Still, as prices rise, so do investor fears that shale dril-
lers — companies used to emphasising growth above all
else — will refocus on boosting production.
The S&P 500 Energy Index is down 7.5 percent for 2017. It’s a sign of the skepticism that has rippled through capital markets all year. US energy stock issues topped $41 billion last year, as explorers including Anadarko, Devon Energy Corp. and Concho Resources Inc. looked to shore up finances amid weak oil
prices or to fund expansion into new shale plays. This year, offerings are down by half, at $19.9 billion. The number of issues is down as well, from 110 last year to 63 so far in 2017.
The industry has turned instead to debt financing, with high-yield energy bond issues almost doubling this year to more than $50 billion, according to data compiled by Bloomberg. The bond numbers were inflated somewhat by a series of refinancing deals by top drillers,
as well as a bevy of issues by pipeline companies.

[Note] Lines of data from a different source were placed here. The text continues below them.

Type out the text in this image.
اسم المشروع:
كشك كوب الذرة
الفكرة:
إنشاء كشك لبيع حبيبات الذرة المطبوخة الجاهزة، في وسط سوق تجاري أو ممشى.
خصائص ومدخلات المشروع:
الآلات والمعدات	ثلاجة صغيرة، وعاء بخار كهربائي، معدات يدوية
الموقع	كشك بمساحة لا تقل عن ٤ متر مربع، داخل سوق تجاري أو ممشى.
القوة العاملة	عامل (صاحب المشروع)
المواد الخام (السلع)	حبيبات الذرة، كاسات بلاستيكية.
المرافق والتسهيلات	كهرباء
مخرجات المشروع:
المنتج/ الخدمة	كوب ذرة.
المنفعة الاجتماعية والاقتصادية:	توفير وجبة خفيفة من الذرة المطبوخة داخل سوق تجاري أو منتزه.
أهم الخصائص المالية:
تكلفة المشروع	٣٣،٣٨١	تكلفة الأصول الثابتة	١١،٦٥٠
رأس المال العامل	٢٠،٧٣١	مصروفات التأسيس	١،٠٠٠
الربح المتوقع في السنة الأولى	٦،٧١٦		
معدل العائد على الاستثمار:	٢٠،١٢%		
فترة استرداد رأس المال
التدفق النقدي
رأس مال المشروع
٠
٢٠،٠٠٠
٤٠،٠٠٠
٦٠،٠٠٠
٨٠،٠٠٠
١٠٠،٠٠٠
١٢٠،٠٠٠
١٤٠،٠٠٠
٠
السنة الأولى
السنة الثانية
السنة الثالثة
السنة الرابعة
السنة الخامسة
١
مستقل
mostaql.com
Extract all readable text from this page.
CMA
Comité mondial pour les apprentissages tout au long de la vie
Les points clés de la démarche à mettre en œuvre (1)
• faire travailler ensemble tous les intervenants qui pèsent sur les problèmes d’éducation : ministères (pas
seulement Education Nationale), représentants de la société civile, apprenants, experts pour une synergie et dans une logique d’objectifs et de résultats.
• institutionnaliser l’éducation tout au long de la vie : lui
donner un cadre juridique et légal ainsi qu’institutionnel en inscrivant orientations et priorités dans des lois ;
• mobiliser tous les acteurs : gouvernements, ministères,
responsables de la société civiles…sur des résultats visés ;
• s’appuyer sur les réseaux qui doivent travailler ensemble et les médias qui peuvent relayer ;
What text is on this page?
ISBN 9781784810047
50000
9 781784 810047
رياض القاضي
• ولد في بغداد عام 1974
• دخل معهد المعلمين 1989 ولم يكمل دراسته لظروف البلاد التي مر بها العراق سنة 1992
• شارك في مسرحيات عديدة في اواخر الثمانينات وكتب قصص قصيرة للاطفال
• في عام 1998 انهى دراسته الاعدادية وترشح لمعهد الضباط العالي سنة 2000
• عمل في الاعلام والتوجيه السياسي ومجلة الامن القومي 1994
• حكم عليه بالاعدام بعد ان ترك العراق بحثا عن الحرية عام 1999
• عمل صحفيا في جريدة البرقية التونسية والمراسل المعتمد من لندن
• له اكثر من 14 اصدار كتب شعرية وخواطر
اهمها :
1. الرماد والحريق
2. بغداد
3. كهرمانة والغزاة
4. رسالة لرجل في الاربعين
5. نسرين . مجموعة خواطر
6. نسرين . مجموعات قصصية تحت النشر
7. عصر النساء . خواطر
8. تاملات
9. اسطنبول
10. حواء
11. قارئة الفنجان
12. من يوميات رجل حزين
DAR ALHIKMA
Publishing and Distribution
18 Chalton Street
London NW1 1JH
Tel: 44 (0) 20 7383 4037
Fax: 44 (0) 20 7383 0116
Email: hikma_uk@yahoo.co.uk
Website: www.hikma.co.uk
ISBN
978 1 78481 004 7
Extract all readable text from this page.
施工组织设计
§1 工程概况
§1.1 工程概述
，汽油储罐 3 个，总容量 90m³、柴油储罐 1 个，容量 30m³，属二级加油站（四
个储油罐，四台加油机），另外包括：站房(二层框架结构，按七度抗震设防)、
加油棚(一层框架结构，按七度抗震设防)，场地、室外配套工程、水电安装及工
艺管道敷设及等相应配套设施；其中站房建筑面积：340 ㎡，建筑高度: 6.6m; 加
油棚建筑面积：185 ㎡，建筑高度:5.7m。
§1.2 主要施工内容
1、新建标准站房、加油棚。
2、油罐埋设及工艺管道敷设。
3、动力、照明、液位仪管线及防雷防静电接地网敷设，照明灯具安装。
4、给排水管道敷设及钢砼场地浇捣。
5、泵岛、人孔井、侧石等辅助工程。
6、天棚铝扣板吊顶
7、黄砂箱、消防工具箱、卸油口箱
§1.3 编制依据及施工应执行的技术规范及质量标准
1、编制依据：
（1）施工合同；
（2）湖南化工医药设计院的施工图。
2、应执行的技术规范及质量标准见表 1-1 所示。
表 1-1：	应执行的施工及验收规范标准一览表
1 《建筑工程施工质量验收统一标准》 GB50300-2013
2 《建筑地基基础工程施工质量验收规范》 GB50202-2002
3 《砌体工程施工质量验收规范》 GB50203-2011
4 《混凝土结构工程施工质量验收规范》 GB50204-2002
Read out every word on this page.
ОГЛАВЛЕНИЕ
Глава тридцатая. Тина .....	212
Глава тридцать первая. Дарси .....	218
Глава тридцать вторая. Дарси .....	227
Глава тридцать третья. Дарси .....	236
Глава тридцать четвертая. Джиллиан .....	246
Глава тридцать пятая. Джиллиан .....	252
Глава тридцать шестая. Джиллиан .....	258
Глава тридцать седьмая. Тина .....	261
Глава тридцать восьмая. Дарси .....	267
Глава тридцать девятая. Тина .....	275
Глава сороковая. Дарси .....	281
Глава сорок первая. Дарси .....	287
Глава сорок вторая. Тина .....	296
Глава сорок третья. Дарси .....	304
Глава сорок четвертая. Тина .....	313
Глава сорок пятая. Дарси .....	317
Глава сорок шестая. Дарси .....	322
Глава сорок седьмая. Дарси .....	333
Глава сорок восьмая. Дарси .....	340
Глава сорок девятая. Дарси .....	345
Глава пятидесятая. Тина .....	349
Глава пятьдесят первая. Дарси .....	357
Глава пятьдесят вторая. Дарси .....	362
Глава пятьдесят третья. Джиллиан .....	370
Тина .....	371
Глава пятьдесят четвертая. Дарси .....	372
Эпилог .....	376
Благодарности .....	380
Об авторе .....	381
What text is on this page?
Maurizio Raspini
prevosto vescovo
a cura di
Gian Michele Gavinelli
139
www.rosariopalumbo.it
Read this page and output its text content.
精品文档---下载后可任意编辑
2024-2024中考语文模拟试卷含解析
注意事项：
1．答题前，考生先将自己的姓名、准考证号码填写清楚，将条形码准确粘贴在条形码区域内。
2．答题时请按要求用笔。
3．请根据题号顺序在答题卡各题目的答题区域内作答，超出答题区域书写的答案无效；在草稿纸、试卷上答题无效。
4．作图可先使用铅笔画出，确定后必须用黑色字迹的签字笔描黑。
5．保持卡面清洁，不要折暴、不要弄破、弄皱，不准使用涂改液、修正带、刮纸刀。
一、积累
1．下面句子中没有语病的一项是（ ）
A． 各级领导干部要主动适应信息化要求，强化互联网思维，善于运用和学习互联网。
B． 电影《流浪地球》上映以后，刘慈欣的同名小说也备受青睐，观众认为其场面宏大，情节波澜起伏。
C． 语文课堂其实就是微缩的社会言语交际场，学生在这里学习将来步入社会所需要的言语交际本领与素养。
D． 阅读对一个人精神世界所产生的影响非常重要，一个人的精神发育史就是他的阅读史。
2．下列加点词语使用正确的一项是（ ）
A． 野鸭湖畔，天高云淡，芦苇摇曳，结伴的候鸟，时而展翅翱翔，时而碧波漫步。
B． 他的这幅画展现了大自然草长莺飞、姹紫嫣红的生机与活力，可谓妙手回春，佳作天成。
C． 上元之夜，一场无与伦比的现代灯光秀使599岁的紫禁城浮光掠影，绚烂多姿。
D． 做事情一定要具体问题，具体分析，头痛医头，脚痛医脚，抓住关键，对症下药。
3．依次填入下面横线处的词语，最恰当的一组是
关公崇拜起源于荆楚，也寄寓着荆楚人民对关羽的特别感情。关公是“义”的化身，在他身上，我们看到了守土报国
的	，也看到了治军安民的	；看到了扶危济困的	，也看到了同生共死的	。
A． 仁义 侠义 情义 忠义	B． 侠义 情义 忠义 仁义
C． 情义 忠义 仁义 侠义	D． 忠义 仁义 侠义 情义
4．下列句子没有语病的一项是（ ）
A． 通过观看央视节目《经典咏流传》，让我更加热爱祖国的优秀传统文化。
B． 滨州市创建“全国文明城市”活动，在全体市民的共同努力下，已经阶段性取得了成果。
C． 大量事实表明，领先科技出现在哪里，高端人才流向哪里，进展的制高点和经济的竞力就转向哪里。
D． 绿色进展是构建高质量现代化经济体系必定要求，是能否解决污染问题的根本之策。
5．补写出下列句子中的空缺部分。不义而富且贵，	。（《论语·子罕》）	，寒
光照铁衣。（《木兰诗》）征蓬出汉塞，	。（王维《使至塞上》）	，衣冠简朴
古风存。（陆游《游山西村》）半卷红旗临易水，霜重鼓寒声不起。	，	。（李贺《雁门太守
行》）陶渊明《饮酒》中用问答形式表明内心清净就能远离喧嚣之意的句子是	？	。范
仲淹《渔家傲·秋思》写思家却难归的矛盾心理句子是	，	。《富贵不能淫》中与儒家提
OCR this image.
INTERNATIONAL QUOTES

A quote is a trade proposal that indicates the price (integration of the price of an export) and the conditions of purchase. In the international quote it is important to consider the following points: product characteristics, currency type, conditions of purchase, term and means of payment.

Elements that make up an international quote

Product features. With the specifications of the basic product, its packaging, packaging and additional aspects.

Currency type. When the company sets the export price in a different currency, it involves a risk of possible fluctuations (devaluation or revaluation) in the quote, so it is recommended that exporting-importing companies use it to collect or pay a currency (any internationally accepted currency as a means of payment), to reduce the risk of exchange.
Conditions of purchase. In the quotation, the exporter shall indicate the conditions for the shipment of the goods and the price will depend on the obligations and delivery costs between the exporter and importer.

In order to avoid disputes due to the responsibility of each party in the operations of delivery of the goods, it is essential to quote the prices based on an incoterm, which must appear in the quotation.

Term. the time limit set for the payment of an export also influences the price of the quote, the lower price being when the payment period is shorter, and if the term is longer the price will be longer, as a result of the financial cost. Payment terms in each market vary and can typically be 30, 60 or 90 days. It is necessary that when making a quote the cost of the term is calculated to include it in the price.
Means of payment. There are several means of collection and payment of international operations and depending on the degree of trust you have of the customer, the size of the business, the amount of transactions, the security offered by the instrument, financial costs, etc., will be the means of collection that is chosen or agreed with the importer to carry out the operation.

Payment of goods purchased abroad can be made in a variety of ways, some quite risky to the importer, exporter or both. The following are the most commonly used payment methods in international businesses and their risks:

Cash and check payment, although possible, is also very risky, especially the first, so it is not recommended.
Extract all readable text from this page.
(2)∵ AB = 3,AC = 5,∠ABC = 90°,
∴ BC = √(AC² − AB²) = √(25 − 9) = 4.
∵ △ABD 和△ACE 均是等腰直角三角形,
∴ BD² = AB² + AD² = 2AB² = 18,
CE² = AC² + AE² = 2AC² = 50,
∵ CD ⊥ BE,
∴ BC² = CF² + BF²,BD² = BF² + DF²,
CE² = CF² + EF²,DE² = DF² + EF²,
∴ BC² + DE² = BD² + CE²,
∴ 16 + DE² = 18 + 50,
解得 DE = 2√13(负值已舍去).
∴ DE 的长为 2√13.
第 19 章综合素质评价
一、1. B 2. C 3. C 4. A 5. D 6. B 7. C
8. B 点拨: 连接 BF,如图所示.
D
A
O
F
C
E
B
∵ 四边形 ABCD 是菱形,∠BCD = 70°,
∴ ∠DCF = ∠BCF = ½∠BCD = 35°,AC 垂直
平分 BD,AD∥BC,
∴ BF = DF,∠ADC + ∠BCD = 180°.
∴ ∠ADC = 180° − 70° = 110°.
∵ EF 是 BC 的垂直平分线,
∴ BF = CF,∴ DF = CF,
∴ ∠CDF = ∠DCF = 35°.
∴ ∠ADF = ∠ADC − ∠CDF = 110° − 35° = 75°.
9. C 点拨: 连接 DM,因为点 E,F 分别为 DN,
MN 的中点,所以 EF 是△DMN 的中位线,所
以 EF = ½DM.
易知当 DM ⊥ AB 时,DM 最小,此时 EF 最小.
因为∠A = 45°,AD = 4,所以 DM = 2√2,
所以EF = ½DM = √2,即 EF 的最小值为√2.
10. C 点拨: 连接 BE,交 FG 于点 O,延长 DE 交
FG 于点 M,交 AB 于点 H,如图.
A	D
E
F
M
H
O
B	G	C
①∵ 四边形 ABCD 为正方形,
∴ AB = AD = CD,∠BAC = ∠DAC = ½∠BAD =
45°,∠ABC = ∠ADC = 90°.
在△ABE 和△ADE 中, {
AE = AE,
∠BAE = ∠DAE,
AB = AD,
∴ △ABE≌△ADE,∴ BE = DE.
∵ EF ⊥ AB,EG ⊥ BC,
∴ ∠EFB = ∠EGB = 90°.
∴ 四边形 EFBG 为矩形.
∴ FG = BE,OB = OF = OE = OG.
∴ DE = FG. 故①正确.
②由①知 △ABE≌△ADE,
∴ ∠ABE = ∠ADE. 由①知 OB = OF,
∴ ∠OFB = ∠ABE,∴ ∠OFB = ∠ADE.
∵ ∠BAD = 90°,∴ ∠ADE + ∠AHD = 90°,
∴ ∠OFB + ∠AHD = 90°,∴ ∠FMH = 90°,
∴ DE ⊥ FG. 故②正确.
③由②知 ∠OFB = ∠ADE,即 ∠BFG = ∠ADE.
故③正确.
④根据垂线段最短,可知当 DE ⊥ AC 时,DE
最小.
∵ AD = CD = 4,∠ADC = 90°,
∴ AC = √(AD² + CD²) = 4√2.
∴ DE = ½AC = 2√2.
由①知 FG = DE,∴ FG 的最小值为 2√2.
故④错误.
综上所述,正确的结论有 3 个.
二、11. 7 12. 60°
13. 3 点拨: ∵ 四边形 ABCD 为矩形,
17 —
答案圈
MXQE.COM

Initial public offerings by US oil and gas companies climbed in 2017, dominated by spinoffs of pipeline and infrastructure divisions by the likes of Hess Corp. and BP Plc. Still, IPOs trailed off in the second half of the year, with only one new issue so far in the fourth quarter — by Houston-based oilfield water-management business AQTWM Inc.
M&A followed the same
pattern, surging early on as explorers shelled out billions
for acreage in shale plays like
the Permian Basin in West
Texas and New Mexico. Activity tailed off as pessimism spread among investors.
Would-be buyers found their stock prices no longer an attractive currency to finance deals, and sellers were unhappy with the offers they received, although private equity-backed transactions picked up some of the slack.
That’s unlikely to change any time soon, said Tudor. With equity markets now focused on share buybacks, dividends and other returns, there’s less appetite for acquisitions that simply grow a company’s inventory of wells to drill, he said. Investors will need to see two to three quarters of fiscal discipline and growing cash flows before the climate shifts, he predicted.
“The equity window is closed,” Tudor said. “The market is basically saying, ‘No, I’d rather you grow less and actually give me back some money.”